DPD RI Dorong Pemkab Pasbar Perhatikan Kepentingan Masyarakat Repatrian Suriname

DPD RI Dorong Pemkab Pasbar Perhatikan Kepentingan Masyarakat Repatrian Suriname

Covesia.com - Badan Akuntabilitas Publik (BAP) DPD RI melakukan rapat dengar pendapat terkait tindak lanjut pengaduan masyarakat Repatrian Suriname Jorong Tongar, Kabupaten Pasaman Barat. Hal itu berkaitan dengan sengketa pengembalian hak pemilikan tanah repatrian Suriname di Tongar.

Wakil ketua DPD RI Asyera Respati A Wundalero mengatakan penyelesaian kasus tanah masyarakat repatrian Suriname karena kurang kooperatifnya pihak perusahaan.

"DPD RI dalam hal ini sifatnya membantu mediasi. Diharapkan Pemkab Pasbar akan fasilitasi pertemuan dengan semua pihak terkait dan melaporkan perkembangan BAP DPR RI,"ungkapnya di Auditoriun Gubernuran, Kamis (23/6/2022).

Rapat dengar pendapat dengan pemerintah dan pihak terkait sayangnya tidak dihadiri oleh ketua BPN dan juga pihak perusahaan.

Sementara itu, Anggota DPD RI yang lainnya Alirman Sori mengatakan pihaknya ingin memastikan persoalan ini cepat selesai dan mencari solusi terbaik agar tidak ada yang dirugikan. Sebab warga Suriname di Pasbar adalah warga negara kita juga.

Namun tampaknya permasalahan tersebut belum juga menemukan solusi karena perusahaan yang bersangkutan tidak datang walaupun sudah diundang.

Bupati Pasaman Barat, Hamsuardi menyebutkan kondisi di lapangan ada 42 persoalan tanah di Pasbar. Ada perusahaan besar membuka lahan menjanjikan bahan plasma, tapi janji belum ditepati dan sebagainya.

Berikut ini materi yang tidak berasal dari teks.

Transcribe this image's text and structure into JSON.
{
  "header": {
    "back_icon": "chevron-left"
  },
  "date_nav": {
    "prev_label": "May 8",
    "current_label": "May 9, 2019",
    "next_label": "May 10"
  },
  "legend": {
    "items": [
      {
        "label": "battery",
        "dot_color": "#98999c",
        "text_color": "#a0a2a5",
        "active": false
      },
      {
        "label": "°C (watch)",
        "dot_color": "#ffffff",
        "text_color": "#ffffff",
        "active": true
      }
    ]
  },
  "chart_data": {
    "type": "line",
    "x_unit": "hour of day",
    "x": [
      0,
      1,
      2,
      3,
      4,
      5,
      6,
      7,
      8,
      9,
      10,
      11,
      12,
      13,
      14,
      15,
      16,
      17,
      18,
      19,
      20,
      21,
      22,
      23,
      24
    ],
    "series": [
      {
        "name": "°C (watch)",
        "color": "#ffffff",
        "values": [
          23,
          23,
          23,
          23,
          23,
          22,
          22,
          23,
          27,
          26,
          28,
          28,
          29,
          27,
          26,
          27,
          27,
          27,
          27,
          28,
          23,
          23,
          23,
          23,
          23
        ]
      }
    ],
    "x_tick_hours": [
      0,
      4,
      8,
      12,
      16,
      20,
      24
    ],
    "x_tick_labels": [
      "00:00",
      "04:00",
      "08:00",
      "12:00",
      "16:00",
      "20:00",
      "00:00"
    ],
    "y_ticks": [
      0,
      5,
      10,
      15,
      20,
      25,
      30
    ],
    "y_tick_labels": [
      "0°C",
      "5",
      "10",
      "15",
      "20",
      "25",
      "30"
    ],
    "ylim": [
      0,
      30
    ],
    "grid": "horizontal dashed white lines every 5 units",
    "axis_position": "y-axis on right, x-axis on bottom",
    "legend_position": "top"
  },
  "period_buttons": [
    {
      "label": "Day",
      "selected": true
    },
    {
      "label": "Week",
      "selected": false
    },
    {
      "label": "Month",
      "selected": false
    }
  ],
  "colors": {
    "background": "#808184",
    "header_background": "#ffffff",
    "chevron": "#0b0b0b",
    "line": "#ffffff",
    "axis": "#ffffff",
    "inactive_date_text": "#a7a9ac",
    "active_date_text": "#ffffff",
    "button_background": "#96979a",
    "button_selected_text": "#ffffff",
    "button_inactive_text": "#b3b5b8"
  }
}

"Dari beberapa catatan diakadan pertemuan yang sama, namum dokumen yang kita harapkan belum kunjung ada sehingga tahap berikutnya belum dapat kita laksanakan,"jelasnya.

Ia menyebutkan pemkab Pasbar siap menyelesaikan semua persoalan, kami mohon jangan terlalu  interval, kita berharap segera selesai.

Sementara itu Keluarga Besar Suriname (KBS) Tongar Pasaman Barat diwakili, Fridrik menyampaikan lahan tersebut sekarang tidak ada yang kosong. 

“Banyak yang dimanfaatkan perusahaan, tetapi nama perusahaannya berganti-ganti, namun perusahaan itu tidak pernah menunjukkan dokumen kepemilikan,"jelasnya.

Ia menjelaskan Repatrian Suriname sampai pada 1953 di Teluk Bayur. Kemudian ditempatkan di Pasaman Barat. Pada tahun itu juga diserahkan tanah untuk 300 kk atau 1000 jiwa disediakan lahan 2.500 lahan dan dijadikan hak turun temurun. 

Lalu PRRI  1957-1959, para transmigran tetap bertahan di tempat dan sebagian ada yang merantau. Tahun 1968 ada penambahan transmigran dari Jawa sebanyak 101 KK.

 Tahun 1986-1987 masuk CV Tunas Rimba Raya (TRR) dipimpin Edi Hartono untuk menyewa lahan guna digarap tanaman ubi dengan sewa tanah Rp15 ribu per hektare yang dibayar setelah panen. Sekarang TRR menguasai lahan 280 hektar. Artinya dia menjual 400 hektar dan tinggal 280 hektar lagi.

Di tengah jalan terjadi silang pendapat antara masyarakat dengan Tunas Rimba Raya. Kemudian, sekarang masyarakat menuntut bahwa tanah itu masuk ulayat Nagari Aia Gadang. Tanah tersebut sekarang ini ada yang dipegang oleh kelompok tani dan sebagian ada yang dikuasai masyarakat.

1995 sampai sekarang tidak ada kejelasan. "Kita berharap pemerintah hadir, jangan biarkan, takut kami salah langkah. Kami tidak melakukan aksi, kami menunggu tindakan pemerintah,"ujarnya.

"Tuntutan kami, sipatnya kami tidak keras, tolong bantu kami,"pungkasnya.